Un uomo su un barile

Naufragio, William Turner

La vita, in fondo tutta quanta, è divaricata tra alcune scelte, consapevoli o meno, che fanno del nostro mondo un luogo molto grande oppure molto piccolo. E’ questa la dialettica eterna tra sicurezza e libertà. Tra l’una o l’altra cosa. Talvolta nessuna delle due, ma mai entrambe.

Il mondo, per come ce lo si rappresenta, o è un luogo estremamente confortante, o un posto dove l’inquietante è sempre dietro l’angolo. Va da sé che i più scelgono la sicurezza. Poiché per andare a fondo delle cose talvolta bisogna affondare, mettere la testa sotto, e mancare nel respiro. Una cosa assai spaventevole, la sola quale consente di vedere tuttavia le cose per quello che sono e non per ciò che piace raccontarsi.

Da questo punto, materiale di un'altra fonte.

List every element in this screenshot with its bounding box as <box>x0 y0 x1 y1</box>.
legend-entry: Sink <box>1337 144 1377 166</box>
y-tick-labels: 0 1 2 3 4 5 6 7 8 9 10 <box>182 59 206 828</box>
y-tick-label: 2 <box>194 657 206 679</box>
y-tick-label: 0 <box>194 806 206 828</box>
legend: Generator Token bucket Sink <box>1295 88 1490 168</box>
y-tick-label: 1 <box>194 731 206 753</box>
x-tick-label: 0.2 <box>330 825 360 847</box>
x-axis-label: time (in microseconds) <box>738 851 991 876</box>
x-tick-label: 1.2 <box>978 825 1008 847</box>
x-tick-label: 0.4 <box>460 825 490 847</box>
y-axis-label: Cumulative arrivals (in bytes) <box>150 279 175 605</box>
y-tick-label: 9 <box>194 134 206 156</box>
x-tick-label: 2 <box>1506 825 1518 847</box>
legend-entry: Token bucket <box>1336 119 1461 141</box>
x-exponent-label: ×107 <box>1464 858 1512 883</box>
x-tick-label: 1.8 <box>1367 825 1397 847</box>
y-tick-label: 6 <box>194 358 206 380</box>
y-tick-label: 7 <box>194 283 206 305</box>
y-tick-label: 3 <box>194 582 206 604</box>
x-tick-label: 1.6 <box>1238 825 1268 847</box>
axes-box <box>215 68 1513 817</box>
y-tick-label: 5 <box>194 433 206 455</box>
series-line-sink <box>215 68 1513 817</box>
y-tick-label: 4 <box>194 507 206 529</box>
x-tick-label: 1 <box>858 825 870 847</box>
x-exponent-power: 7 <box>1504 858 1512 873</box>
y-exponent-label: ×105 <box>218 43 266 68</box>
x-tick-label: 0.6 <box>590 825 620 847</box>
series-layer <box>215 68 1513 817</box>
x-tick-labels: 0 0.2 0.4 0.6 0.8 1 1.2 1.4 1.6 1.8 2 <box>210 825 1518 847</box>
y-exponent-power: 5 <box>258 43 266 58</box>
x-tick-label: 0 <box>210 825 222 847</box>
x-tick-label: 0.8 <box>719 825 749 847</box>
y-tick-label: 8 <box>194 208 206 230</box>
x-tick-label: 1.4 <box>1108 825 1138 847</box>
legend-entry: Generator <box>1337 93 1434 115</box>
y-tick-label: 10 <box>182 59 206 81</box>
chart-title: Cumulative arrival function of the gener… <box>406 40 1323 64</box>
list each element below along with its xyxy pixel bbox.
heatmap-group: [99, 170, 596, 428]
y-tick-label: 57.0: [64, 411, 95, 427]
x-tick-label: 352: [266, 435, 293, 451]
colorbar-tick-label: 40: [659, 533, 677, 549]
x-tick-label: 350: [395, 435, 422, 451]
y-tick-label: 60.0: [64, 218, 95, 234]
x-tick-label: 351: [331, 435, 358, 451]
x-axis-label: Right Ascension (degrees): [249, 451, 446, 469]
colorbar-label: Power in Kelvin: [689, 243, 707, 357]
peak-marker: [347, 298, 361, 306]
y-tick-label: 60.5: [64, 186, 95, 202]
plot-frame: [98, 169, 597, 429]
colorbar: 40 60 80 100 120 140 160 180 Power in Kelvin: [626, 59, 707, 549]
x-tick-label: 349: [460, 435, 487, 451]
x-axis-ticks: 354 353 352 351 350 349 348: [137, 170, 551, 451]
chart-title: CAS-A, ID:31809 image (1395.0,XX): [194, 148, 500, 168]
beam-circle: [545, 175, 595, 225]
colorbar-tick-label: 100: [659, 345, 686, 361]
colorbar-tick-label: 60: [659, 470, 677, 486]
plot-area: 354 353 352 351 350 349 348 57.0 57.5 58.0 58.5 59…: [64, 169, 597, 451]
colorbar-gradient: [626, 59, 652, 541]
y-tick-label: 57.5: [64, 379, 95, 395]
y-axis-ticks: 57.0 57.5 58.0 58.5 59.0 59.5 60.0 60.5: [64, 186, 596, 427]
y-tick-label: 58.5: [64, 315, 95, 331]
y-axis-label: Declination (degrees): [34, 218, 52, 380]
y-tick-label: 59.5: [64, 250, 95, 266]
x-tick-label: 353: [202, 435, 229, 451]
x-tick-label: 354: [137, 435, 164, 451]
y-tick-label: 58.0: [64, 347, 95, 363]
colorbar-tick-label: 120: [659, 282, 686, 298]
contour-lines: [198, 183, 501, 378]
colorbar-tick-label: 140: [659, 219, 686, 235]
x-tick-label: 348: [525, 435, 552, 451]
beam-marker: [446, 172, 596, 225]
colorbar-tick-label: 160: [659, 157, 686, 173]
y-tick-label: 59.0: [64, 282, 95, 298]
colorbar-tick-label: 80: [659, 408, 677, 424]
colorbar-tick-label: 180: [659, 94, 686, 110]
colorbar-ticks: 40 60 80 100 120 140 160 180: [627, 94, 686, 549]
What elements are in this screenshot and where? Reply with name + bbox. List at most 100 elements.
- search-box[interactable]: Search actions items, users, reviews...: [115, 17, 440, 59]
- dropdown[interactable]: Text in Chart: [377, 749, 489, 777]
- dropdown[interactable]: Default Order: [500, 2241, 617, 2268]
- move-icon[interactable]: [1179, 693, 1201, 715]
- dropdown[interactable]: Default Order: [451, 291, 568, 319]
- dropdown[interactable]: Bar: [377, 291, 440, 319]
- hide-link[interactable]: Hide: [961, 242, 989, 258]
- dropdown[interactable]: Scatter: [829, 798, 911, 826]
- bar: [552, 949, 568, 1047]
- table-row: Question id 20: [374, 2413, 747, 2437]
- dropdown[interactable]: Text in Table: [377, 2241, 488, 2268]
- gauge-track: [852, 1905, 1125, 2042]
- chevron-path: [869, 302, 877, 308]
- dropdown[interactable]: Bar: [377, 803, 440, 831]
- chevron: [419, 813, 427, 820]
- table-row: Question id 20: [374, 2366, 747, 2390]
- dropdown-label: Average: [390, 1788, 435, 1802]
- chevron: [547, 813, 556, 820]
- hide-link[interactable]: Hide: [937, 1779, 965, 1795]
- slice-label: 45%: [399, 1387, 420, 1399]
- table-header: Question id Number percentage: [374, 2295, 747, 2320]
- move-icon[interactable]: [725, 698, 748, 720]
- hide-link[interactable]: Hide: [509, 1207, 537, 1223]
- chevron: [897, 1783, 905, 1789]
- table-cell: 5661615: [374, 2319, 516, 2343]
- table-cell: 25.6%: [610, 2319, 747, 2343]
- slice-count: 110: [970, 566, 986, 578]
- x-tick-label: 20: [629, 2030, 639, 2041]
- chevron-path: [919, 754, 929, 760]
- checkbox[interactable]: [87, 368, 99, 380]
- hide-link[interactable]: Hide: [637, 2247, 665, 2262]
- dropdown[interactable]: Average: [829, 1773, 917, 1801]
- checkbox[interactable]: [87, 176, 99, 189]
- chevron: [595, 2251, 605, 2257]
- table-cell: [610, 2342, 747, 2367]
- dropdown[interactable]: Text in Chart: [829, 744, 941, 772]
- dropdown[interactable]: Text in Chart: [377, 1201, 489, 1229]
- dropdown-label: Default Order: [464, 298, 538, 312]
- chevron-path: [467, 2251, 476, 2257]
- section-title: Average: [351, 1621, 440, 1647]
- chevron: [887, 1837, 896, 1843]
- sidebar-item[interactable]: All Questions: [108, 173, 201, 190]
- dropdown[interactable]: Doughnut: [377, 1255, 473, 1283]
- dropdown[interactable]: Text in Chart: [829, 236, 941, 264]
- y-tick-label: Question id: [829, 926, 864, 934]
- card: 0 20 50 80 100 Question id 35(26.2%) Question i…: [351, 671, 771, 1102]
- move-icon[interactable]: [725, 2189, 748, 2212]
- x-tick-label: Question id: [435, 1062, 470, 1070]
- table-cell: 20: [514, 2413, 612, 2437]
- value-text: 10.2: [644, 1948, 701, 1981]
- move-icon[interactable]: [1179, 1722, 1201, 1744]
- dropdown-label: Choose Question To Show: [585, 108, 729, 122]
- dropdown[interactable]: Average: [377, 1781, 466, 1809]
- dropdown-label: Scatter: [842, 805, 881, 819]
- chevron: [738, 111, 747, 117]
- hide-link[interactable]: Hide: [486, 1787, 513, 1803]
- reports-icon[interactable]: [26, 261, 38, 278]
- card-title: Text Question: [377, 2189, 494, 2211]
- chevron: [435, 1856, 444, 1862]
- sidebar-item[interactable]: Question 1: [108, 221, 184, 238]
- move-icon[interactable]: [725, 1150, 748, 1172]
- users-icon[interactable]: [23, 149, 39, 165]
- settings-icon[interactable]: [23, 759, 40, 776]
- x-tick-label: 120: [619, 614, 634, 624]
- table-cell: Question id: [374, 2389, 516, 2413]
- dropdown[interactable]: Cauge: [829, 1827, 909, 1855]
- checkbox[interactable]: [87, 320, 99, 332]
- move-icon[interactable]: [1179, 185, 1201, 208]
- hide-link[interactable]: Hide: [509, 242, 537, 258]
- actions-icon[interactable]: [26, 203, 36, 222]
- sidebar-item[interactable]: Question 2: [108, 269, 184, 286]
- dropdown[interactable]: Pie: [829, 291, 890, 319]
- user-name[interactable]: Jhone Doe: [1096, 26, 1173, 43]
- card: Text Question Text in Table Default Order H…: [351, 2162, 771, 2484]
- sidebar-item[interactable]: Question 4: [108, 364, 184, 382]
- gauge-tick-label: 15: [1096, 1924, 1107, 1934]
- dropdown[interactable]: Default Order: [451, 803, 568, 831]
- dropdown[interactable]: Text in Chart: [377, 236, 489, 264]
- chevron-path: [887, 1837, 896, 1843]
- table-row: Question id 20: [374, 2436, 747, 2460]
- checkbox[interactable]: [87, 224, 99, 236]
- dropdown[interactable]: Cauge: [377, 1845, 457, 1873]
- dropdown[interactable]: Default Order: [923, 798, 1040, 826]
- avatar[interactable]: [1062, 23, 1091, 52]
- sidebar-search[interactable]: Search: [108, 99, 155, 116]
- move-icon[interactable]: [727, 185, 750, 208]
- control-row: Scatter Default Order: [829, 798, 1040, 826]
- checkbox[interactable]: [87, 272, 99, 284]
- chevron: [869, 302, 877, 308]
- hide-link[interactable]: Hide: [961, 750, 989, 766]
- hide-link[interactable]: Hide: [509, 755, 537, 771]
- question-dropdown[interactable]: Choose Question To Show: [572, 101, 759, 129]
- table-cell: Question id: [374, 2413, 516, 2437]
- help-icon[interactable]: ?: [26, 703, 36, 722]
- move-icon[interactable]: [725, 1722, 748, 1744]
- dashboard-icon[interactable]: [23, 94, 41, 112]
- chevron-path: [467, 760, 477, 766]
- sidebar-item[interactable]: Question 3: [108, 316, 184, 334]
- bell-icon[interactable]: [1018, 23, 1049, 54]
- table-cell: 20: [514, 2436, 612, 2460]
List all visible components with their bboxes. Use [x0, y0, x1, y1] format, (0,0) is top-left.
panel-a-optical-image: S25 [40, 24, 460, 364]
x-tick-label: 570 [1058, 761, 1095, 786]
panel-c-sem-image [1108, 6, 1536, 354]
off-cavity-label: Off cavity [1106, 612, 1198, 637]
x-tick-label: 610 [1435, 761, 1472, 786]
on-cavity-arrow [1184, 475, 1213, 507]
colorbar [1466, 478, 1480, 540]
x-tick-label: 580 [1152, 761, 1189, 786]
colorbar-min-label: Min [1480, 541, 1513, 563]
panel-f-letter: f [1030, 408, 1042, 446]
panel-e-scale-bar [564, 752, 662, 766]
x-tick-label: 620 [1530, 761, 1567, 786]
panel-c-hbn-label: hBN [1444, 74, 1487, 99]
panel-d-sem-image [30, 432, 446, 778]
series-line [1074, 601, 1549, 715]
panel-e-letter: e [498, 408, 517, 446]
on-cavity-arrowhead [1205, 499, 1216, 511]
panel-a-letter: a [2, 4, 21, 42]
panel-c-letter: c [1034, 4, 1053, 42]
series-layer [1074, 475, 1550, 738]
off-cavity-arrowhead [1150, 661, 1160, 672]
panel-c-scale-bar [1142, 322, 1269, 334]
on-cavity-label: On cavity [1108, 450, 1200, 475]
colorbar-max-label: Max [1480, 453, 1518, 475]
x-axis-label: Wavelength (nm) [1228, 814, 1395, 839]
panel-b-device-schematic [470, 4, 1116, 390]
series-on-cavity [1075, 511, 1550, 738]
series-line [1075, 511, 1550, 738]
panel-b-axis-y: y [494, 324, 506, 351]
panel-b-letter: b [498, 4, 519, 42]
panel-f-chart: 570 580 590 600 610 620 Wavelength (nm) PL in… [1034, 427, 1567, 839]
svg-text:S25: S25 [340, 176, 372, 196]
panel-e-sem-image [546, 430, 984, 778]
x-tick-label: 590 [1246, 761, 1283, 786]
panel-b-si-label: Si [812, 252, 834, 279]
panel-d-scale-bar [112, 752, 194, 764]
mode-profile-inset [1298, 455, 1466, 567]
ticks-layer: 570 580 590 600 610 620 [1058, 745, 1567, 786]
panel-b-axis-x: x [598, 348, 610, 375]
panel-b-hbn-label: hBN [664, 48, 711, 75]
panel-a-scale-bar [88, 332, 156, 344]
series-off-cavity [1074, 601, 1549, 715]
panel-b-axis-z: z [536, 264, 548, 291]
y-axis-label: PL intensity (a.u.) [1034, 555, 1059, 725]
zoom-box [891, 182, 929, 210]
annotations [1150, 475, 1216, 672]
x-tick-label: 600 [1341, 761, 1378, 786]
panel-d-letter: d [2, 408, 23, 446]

A staccarsi dalle certezze, ed entrare nel “tempo verticale”, ovvero sacro, si fa fatica, ed è percorso che si fa sempre in solitaria. Normalmente abbandonando – spesso previo naufragio – le galère dove si remava tutti insieme sì, ma incatenati, per affidare le proprie sorti a natanti di più modeste dimensioni. E solo allora si scopre quanto possa essere sconfinato, maestoso e agghiacciante, l’Oceano. 

Io per conto mio, sono un uomo su un barile.